A designer can now begin to contemplate
a backlight to overpower the luminous
intensity of the ambient reflection.
Reflections also occur as light emitted
from a backlight source transits various interfaces as it exits the
display toward the viewer. These additional reflections further
lessen the total emission of usable light if an air gap exists
between the display and protective overlays.

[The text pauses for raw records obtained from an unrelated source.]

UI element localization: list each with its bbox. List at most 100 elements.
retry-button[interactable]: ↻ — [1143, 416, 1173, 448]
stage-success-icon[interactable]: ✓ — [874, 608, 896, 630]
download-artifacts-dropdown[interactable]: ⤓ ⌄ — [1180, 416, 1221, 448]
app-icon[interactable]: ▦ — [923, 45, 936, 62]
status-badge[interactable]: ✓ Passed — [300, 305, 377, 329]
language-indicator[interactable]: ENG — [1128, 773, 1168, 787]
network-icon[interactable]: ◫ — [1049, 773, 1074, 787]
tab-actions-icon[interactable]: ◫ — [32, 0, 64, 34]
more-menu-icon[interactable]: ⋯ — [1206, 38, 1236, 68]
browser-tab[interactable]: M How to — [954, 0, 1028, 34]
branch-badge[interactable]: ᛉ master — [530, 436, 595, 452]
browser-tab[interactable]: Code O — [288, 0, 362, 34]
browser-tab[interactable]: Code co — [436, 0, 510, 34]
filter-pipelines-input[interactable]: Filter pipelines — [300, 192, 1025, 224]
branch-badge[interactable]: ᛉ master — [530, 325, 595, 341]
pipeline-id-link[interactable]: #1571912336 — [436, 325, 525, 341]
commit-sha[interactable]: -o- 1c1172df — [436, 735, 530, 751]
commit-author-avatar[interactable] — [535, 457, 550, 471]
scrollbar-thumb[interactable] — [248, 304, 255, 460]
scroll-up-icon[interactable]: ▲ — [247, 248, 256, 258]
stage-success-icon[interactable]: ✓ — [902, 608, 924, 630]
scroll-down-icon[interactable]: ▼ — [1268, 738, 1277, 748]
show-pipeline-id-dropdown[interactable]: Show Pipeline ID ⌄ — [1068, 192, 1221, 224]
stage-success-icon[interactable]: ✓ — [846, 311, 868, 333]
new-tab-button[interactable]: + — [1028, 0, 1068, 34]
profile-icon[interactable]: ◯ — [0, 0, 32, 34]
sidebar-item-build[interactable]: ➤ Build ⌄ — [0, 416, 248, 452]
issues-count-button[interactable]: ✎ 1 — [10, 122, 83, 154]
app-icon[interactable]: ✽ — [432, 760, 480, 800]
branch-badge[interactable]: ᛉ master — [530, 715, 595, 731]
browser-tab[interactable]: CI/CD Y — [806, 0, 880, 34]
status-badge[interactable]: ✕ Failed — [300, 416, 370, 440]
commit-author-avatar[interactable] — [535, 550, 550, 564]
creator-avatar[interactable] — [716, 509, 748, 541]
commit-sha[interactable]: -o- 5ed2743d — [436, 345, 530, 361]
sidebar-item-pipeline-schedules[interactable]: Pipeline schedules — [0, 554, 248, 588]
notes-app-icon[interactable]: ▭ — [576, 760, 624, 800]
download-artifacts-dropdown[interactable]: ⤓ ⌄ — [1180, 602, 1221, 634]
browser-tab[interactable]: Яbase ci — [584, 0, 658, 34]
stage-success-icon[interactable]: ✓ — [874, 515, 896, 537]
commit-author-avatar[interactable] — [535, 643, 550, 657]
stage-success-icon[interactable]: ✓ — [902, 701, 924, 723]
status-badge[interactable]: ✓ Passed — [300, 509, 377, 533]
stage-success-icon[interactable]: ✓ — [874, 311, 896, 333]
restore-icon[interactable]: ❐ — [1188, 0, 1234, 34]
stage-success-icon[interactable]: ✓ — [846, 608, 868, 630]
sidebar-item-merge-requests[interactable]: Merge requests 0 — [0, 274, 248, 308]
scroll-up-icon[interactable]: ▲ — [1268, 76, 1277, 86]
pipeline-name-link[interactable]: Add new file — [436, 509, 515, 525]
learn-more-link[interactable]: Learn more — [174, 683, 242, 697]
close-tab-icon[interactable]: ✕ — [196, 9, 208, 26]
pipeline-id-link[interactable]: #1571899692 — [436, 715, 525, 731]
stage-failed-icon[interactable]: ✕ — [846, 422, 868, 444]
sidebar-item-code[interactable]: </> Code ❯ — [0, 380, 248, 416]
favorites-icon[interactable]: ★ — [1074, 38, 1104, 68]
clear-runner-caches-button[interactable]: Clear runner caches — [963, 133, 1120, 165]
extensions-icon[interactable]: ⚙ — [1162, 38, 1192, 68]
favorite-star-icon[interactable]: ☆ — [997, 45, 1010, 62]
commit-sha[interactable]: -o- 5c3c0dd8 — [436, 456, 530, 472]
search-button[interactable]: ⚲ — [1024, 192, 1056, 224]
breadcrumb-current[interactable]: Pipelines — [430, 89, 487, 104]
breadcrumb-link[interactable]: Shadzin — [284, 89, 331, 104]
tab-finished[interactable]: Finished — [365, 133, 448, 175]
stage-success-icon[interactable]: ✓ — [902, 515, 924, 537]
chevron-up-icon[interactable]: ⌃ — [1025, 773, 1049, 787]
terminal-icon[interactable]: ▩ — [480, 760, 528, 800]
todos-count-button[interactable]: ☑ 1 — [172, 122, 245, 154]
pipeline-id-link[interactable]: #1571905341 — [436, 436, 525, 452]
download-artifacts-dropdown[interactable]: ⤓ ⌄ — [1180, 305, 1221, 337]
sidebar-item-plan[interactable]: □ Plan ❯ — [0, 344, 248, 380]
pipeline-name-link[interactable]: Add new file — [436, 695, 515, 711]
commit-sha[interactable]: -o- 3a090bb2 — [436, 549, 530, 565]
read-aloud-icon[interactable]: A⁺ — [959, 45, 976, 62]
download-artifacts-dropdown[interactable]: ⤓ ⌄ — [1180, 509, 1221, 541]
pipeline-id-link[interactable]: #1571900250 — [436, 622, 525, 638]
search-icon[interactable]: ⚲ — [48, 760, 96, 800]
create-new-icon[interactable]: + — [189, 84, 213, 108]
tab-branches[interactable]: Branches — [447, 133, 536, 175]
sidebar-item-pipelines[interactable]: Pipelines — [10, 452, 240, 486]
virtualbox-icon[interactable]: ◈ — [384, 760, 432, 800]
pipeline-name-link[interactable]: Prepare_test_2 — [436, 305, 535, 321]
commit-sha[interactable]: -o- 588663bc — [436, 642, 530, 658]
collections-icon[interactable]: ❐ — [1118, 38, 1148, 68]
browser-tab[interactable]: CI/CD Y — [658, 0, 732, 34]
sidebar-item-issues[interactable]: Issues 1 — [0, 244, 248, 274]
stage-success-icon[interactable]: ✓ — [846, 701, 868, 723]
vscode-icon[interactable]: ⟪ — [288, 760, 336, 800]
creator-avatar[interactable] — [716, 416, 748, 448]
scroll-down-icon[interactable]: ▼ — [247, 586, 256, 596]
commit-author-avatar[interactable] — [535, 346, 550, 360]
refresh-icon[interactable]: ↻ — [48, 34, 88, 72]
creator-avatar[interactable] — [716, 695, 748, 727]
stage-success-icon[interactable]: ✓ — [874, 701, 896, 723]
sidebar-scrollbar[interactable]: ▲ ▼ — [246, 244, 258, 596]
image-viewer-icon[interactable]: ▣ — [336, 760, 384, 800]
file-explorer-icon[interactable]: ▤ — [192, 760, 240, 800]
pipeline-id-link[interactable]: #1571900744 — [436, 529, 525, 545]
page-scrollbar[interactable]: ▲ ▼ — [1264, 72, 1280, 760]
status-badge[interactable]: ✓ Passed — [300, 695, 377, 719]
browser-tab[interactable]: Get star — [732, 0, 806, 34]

Furthermore, reflected ambient luminescence is brightness
that competes against the luminescence of the information
you desire to see. By reducing unwanted internal and external
reflections, you minimize the intensity of backlighting required
to overpower the ambient light.
CONTRAST RATIOS HELP DETERMINE LEGIBILITY
Display-usability experts generally say a 7:1 minimum contrast
ratio is required for data legibility on full-color graphic displays, while 3:1 suffices for black alphanumeric data on a white
background. Consider the formula for contrast ratio:
(White brightness area + total specular and diffuse reflections)/
(black brightness area + total specular and diffuse reflections) =
contrast ratio
As an example, for a display in a dark room with an air gap
between it and a protective window with a contrast ratio (CR) of
333:1 and a luminance of 1500 nits, we get for a full ambient daylight
(diffused) environment of 10,000 fC (107,600 Lux):
CR = (1500 + 4351)/(3 + 4351) = 1.3
This CR is too low for display information to be legible. When
the same display is bonded to the protective window and an AR
coating is applied on the front, the CR will improve:
CR = (1500 + 240)/(3 + 240) = 7.1
This improvement will make even color images
legible. The display in Figure 1 requires an
impractical 26,000 nits of brightness for color
images to be legible, while the display in Figure 2
requires only 1500 nits. Legible black-on-white
alphanumeric data requires 8502 nits for the display
in Figure 1, as opposed to 478 nits for the
display in Figure 2 (see the table).